Putting it All Together

Putting It All Together

rye growing between vineyard rows
Growing rye between vineyard rows suppresses weeds and attracts beneficial insects such as lady beetles to this Monterey County, Calif., vineyard. Photo by Chuck Ingels, Univ. of Calif.

Introduction

Agroecology — the science that underlies sustainable farming — integrates the conservation of biodiversity with the production of food. It promotes diversity which in turn sustains a farm’s soil fertility, productivity and crop protection.

Innovative approaches that make agriculture both more sustainable and more productive are flourishing around the world.
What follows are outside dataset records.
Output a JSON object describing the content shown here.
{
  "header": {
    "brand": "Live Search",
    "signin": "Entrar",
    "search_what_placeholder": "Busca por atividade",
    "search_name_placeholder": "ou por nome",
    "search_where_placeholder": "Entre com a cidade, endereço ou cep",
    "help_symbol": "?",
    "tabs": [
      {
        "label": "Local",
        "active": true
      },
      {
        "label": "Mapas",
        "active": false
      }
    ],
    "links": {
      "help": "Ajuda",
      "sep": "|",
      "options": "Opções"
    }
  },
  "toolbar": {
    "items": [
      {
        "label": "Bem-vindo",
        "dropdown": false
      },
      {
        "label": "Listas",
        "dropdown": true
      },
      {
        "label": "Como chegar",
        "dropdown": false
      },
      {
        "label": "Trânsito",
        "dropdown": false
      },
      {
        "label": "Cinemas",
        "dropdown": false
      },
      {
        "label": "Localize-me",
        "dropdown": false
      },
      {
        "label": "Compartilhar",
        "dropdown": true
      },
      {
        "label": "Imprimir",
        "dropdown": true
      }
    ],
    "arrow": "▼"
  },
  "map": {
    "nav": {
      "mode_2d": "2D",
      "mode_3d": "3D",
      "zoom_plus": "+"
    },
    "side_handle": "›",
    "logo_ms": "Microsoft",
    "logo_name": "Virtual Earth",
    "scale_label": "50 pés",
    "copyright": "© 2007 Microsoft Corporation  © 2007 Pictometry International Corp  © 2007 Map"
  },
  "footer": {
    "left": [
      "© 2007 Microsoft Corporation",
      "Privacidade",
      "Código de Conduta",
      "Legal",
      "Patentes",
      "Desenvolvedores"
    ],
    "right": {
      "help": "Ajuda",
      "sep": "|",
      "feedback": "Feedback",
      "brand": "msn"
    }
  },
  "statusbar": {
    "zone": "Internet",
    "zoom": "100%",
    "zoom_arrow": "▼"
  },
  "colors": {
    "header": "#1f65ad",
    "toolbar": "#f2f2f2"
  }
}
While trade-offs between agricultural productivity and biodiversity seem stark, exciting opportunities for synergy arise when you adopt one or more of the following strategies:

Modify your soil, water and vegetative resource management by limiting external inputs and emphasizing organic matter accumulation, nutrient recycling, conservation and diversity.
Replace agrichemical applications with more resource-efficient methods of managing nutrients and pest populations.
Mimic natural ecosystems by adopting cover crops, polycultures and agroforestry in diversified designs that include useful trees, shrubs and perennial grasses.
Conserve such reserves of biodiversity as vegetationally rich hedge-rows, forest patches and fallow fields.
Develop habitat networks that connect farms with surrounding ecosystems, such as corridors that allow natural enemies and other beneficial biota to circulate into fields.

Different farming systems and agricultural settings call for different combinations of those key strategies. In intensive, larger-scale cropping systems, eliminating pesticides and providing habitat diversity around field borders and in corridors are likely to contribute most substantially to biodiversity. On smaller-scale farms, organic management — with crop rotations and diversified polyculture designs — may be more appropriate and effective. Generalizing is impossible: Every farm has its own particular features, and its own particular promise.